Robotic planning and execution in open-world environments is a complex problem due to the vast state spaces and high variability of task embodiment. Recent advances in perception algorithms, combined with Large Language Models (LLMs) for planning, offer promising solutions to these challenges, as the common sense reasoning capabilities of LLMs provide a strong heuristic for efficiently searching the action space. However, prior work fails to address the possibility of hallucinations from LLMs, which results in failures to execute the planned actions largely due to logical fallacies at high- or low-levels. To contend with automation failure due to such hallucinations, we introduce ConceptAgent, a natural language-driven robotic platform designed for task execution in unstructured environments. With a focus on scalability and reliability of LLM-based planning in complex state and action spaces, we present innovations designed to limit these shortcomings, including 1) Predicate Grounding to prevent and recover from infeasible actions, and 2) an embodied version of LLM-guided Monte Carlo Tree Search with self reflection. In simulation experiments, ConceptAgent achieved a 19% task completion rate across three room layouts and 30 easy level embodied tasks outperforming other state-of-the-art LLM-driven reasoning baselines that scored 10.26% and 8.11% on the same benchmark. Additionally, ablation studies on moderate to hard embodied tasks revealed a 20% increase in task completion from the baseline agent to the fully enhanced ConceptAgent, highlighting the individual and combined contributions of Predicate Grounding and LLM-guided Tree Search to enable more robust automation in complex state and action spaces.
Paper Structure (31 sections, 4 equations, 5 figures, 4 tables)
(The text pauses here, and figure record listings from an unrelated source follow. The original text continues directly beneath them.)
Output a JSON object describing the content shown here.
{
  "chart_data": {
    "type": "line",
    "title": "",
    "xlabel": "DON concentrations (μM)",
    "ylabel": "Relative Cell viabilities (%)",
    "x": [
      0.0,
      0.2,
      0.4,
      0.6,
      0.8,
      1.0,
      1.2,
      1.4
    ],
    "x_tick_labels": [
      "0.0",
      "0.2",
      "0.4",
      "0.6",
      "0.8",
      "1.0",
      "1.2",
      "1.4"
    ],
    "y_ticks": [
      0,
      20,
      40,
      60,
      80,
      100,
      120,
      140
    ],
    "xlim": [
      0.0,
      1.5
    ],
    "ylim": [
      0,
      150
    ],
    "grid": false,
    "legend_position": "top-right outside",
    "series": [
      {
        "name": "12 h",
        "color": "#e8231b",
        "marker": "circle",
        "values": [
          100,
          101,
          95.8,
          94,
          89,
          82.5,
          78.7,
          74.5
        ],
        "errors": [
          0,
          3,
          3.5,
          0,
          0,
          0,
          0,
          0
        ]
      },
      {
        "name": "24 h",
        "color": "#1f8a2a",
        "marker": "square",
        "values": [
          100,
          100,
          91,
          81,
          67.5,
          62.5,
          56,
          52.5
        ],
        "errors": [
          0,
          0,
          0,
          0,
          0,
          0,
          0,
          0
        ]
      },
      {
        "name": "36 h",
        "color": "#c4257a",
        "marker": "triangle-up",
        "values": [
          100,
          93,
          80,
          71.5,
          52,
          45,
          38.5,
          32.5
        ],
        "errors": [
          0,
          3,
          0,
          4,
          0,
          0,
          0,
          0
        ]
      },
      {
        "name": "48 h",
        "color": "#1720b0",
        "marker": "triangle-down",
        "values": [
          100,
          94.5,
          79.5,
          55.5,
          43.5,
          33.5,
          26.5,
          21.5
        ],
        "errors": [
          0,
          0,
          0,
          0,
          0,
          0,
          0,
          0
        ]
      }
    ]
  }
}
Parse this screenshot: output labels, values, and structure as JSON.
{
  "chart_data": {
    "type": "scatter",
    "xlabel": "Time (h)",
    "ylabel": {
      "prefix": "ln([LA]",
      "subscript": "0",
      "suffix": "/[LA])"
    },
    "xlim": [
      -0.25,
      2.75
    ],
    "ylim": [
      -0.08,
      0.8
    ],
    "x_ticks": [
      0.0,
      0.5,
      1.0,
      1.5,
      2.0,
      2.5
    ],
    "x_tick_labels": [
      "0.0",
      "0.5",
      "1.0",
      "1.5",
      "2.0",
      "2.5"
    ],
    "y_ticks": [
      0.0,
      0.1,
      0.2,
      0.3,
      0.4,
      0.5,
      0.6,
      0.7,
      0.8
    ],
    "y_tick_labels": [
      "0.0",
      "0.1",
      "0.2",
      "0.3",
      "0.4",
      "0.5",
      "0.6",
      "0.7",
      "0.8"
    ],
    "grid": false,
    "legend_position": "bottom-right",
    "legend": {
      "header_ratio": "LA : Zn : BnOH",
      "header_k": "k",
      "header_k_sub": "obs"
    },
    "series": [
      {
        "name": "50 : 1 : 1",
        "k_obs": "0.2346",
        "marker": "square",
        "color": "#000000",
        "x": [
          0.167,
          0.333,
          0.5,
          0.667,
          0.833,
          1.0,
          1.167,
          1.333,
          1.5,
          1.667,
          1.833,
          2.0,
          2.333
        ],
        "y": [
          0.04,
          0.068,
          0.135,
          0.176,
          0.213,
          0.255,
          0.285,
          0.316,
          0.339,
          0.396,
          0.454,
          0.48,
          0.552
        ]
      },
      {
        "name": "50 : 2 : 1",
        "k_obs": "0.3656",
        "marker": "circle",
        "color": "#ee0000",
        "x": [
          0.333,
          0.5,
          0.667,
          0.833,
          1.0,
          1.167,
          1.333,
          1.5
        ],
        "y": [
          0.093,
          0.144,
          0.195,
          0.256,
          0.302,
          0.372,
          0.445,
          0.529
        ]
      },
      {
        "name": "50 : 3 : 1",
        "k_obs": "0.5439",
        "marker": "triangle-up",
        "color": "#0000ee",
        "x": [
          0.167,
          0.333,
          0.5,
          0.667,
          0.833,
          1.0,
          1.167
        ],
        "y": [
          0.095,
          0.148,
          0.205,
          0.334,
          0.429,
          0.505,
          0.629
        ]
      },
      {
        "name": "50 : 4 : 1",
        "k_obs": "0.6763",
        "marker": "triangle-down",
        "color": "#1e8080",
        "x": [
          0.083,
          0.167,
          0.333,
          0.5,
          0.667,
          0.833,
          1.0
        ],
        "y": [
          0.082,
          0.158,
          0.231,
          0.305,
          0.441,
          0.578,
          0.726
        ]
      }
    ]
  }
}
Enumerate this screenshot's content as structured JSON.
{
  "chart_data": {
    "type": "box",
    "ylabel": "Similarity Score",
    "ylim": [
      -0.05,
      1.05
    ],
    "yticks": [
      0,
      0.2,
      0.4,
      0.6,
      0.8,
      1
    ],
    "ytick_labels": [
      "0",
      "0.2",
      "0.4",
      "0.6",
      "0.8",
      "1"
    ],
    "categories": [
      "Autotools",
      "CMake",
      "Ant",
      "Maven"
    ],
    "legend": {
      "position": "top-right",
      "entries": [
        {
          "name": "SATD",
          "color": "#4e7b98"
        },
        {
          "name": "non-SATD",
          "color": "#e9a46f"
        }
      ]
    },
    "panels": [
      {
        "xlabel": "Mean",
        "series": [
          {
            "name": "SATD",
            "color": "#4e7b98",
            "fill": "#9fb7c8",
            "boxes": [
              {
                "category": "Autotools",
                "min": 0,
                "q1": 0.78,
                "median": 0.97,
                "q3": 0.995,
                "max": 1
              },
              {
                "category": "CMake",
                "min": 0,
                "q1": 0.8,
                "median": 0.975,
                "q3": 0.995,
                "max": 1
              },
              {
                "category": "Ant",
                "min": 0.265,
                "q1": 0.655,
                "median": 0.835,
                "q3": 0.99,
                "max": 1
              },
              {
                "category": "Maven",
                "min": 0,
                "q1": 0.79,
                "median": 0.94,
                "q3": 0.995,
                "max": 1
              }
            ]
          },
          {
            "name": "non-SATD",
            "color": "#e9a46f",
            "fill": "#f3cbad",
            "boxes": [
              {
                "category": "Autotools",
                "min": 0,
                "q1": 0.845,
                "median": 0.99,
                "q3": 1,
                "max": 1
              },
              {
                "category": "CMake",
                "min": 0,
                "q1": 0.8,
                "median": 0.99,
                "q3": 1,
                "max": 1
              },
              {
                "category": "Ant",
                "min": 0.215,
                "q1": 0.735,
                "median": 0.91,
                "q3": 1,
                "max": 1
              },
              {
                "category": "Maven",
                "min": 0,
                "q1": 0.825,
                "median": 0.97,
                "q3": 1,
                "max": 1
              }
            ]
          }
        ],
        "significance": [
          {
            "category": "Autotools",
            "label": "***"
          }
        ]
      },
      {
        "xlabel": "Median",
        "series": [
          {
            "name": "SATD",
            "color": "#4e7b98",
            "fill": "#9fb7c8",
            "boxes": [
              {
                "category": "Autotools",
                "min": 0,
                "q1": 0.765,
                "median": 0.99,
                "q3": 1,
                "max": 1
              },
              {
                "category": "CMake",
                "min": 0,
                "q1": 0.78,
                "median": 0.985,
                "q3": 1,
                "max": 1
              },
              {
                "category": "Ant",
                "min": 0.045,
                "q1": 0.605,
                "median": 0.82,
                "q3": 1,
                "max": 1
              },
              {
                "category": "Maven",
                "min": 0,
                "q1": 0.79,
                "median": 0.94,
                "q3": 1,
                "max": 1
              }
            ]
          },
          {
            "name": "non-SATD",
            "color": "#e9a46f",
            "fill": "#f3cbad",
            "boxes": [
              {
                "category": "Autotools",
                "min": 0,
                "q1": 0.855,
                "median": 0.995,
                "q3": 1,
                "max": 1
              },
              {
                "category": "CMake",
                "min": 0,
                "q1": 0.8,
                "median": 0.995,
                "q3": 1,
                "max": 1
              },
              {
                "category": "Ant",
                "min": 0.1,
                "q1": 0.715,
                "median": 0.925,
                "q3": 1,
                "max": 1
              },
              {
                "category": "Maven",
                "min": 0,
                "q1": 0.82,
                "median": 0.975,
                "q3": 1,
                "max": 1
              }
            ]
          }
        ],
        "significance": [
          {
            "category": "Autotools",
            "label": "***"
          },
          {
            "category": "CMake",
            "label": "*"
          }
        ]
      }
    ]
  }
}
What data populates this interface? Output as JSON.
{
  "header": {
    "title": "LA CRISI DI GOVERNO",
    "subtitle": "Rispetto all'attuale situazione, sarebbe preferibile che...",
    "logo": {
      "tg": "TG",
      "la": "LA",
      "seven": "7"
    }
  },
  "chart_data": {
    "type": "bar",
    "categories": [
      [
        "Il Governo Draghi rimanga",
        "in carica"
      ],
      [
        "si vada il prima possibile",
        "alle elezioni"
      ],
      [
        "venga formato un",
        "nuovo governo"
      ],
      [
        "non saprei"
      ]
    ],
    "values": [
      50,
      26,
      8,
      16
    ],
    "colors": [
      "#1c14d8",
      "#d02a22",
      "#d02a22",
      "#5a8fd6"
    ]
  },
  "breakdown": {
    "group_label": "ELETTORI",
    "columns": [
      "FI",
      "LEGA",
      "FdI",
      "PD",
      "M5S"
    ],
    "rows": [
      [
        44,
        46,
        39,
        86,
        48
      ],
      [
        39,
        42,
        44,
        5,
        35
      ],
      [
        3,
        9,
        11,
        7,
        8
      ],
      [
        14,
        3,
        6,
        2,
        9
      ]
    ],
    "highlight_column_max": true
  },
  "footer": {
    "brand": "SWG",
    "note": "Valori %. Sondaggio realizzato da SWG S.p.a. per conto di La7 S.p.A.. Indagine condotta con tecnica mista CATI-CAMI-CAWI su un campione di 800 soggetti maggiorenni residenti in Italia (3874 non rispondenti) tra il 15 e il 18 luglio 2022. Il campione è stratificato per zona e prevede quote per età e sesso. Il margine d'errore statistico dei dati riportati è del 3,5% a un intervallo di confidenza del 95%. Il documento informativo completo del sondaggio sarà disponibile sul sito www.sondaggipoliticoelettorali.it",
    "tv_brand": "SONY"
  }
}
This paper contains 31 sections, 4 equations, 5 figures, 4 tables.

Figures (5)

  • Figure 1: ConceptAgent enables robust real-time, natural language-driven task execution in open-world environments. The problem requires the robot to operate in unfamiliar settings and manipulate novel objects to complete tasks described in unconstrained natural language. In this escape room motivated example, the task given is to "unlock the door". The robot must not only identify objects but (a) understand the context of the scene including (b) a hand written note on the door with additional instructions. (c) The ConceptAgent-driven Spot robot then proceeds to complete the task successfully without intervention.
  • Figure 2: Overview of ConceptAgent closed loop task planning and execution. State is composed of text description of the objective, task relevant observations, and task history. That is combined with the details of a parametric skills library. Tree-based planning is complemented with (b) LLM-based expansion and (c) LLM based critique and scoring. (a) Selection and (d) backpropagation are conducted like Monte-Carlo Tree Search.
  • Figure 3: Evaluation of Physical Mobile Manipulation for Open Vocabulary Object Rearrangement - Object rearrangement success and failure cases aggregated over all levels of clutter, broken down by mode of failure / success. From left to right, we show the performance of the system to locate the object for object rearrangement, navigate to it, perceive it, grasp it, locate the destination, navigate to the destination, and place the object into the receptacle.
  • Figure 4: Mobile Manipulation Trials - The trials were aimed at categorizing failure modes for physical mobile manipulation.
  • Figure 5: Example Task Completion in AI2Thor by ConceptAgentTask: Put the credit card on the counter into the kitchen drawer. (a) the agent starts in the kitchen, (b) after some exploration the agent finds the credit card, (c) the agent takes the credit card to the kitchen drawer, but it's closed, (d) the agent adapts by placing the card by the kitchen sink, before (e) moving back to the drawer and opening it. (f) the agent moves back to the sink to pick up the card again, before (g) moving back to the open drawer, and (h) placing the credit card in the drawer to complete the task.